Minimizing energy consumption of concurrent applications on
heterogeneous multi-core platforms is challenging given the diversity in
energy-performance profiles of both the applications and hardware.
Adaptive learning techniques made the exhaustive Pareto-optimal space
exploration practically feasible to identify an energy-efficient
configuration. The existing approaches consider a single application's
characteristic for optimizing energy consumption. However, an optimal
configuration for a given single application may not be optimal when a
new application arrives. Although some related works do consider
concurrent applications scenarios, these approaches overlook the weight
of total energy consumption per application, restricting those from
prioritizing among applications.
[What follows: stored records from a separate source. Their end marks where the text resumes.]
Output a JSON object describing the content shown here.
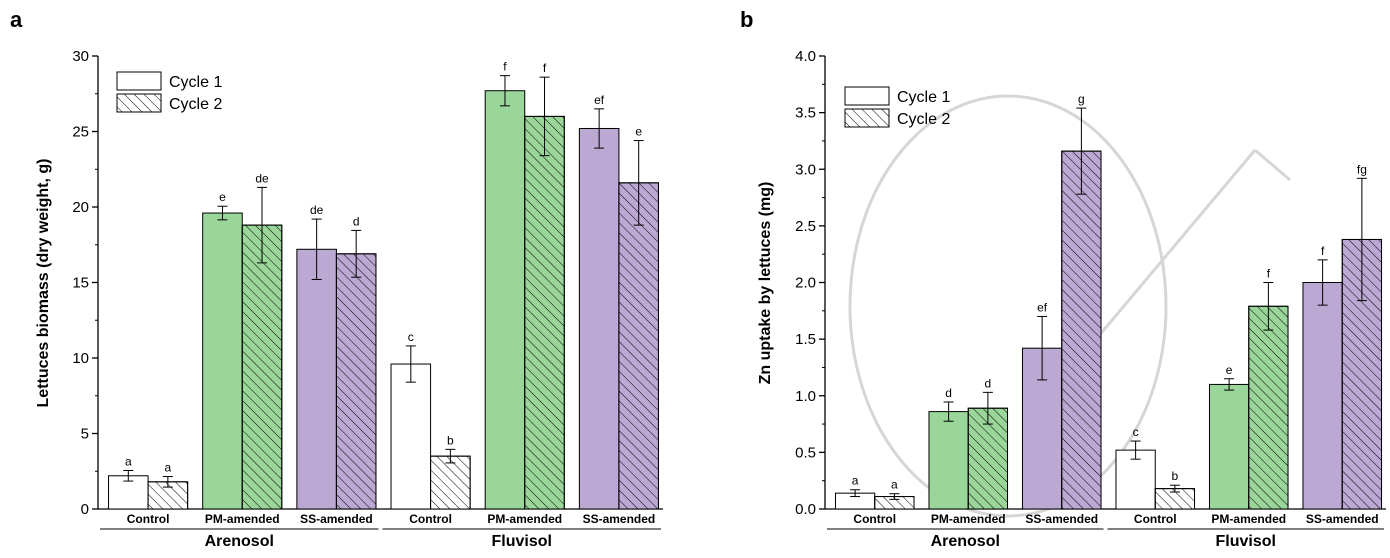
{
  "colors": {
    "control": "#ffffff",
    "pm": "#9ad69a",
    "ss": "#bba8d3",
    "stroke": "#000000",
    "watermark": "#c9c9c9"
  },
  "chart_data": [
    {
      "panel": "a",
      "type": "bar",
      "ylabel": "Lettuces biomass (dry weight, g)",
      "ylim": [
        0,
        30
      ],
      "yticks": [
        "0",
        "5",
        "10",
        "15",
        "20",
        "25",
        "30"
      ],
      "yticks_values": [
        0,
        5,
        10,
        15,
        20,
        25,
        30
      ],
      "legend": [
        "Cycle 1",
        "Cycle 2"
      ],
      "legend_position": "top-left",
      "groups": [
        {
          "name": "Arenosol",
          "categories": [
            {
              "label": "Control",
              "treatment": "control",
              "bars": [
                {
                  "value": 2.2,
                  "err": 0.35,
                  "sig": "a"
                },
                {
                  "value": 1.8,
                  "err": 0.35,
                  "sig": "a"
                }
              ]
            },
            {
              "label": "PM-amended",
              "treatment": "pm",
              "bars": [
                {
                  "value": 19.6,
                  "err": 0.45,
                  "sig": "e"
                },
                {
                  "value": 18.8,
                  "err": 2.5,
                  "sig": "de"
                }
              ]
            },
            {
              "label": "SS-amended",
              "treatment": "ss",
              "bars": [
                {
                  "value": 17.2,
                  "err": 2.0,
                  "sig": "de"
                },
                {
                  "value": 16.9,
                  "err": 1.55,
                  "sig": "d"
                }
              ]
            }
          ]
        },
        {
          "name": "Fluvisol",
          "categories": [
            {
              "label": "Control",
              "treatment": "control",
              "bars": [
                {
                  "value": 9.6,
                  "err": 1.2,
                  "sig": "c"
                },
                {
                  "value": 3.5,
                  "err": 0.45,
                  "sig": "b"
                }
              ]
            },
            {
              "label": "PM-amended",
              "treatment": "pm",
              "bars": [
                {
                  "value": 27.7,
                  "err": 1.0,
                  "sig": "f"
                },
                {
                  "value": 26.0,
                  "err": 2.6,
                  "sig": "f"
                }
              ]
            },
            {
              "label": "SS-amended",
              "treatment": "ss",
              "bars": [
                {
                  "value": 25.2,
                  "err": 1.3,
                  "sig": "ef"
                },
                {
                  "value": 21.6,
                  "err": 2.8,
                  "sig": "e"
                }
              ]
            }
          ]
        }
      ]
    },
    {
      "panel": "b",
      "type": "bar",
      "ylabel": "Zn uptake by lettuces (mg)",
      "ylim": [
        0,
        4
      ],
      "yticks": [
        "0.0",
        "0.5",
        "1.0",
        "1.5",
        "2.0",
        "2.5",
        "3.0",
        "3.5",
        "4.0"
      ],
      "yticks_values": [
        0,
        0.5,
        1,
        1.5,
        2,
        2.5,
        3,
        3.5,
        4
      ],
      "legend": [
        "Cycle 1",
        "Cycle 2"
      ],
      "legend_position": "top-left",
      "groups": [
        {
          "name": "Arenosol",
          "categories": [
            {
              "label": "Control",
              "treatment": "control",
              "bars": [
                {
                  "value": 0.14,
                  "err": 0.03,
                  "sig": "a"
                },
                {
                  "value": 0.11,
                  "err": 0.025,
                  "sig": "a"
                }
              ]
            },
            {
              "label": "PM-amended",
              "treatment": "pm",
              "bars": [
                {
                  "value": 0.86,
                  "err": 0.085,
                  "sig": "d"
                },
                {
                  "value": 0.89,
                  "err": 0.14,
                  "sig": "d"
                }
              ]
            },
            {
              "label": "SS-amended",
              "treatment": "ss",
              "bars": [
                {
                  "value": 1.42,
                  "err": 0.28,
                  "sig": "ef"
                },
                {
                  "value": 3.16,
                  "err": 0.38,
                  "sig": "g"
                }
              ]
            }
          ]
        },
        {
          "name": "Fluvisol",
          "categories": [
            {
              "label": "Control",
              "treatment": "control",
              "bars": [
                {
                  "value": 0.52,
                  "err": 0.08,
                  "sig": "c"
                },
                {
                  "value": 0.18,
                  "err": 0.03,
                  "sig": "b"
                }
              ]
            },
            {
              "label": "PM-amended",
              "treatment": "pm",
              "bars": [
                {
                  "value": 1.1,
                  "err": 0.05,
                  "sig": "e"
                },
                {
                  "value": 1.79,
                  "err": 0.21,
                  "sig": "f"
                }
              ]
            },
            {
              "label": "SS-amended",
              "treatment": "ss",
              "bars": [
                {
                  "value": 2.0,
                  "err": 0.2,
                  "sig": "f"
                },
                {
                  "value": 2.38,
                  "err": 0.54,
                  "sig": "fg"
                }
              ]
            }
          ]
        }
      ]
    }
  ]
}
We address this limitation by
considering the mutual effect of concurrent applications on system-wide
energy consumption to adapt resource configuration at run-time. We
characterize each application's power-performance profile as a weighted
bias through off-line profiling. We infer this model combined with an
on-line predictive strategy to make resource allocation decisions for
minimizing energy consumption while honoring performance requirements.
The proposed strategy is implemented as a user-space process and
evaluated on a heterogeneous hardware platform of Odroid XU3 over the
Rodinia benchmark suite. Experimental results show up to 61% of energy
saving compared to the standard baseline of Linux governors and up to
27% of energy gain compared to state-of-the-art adaptive learning-based
resource management techniques.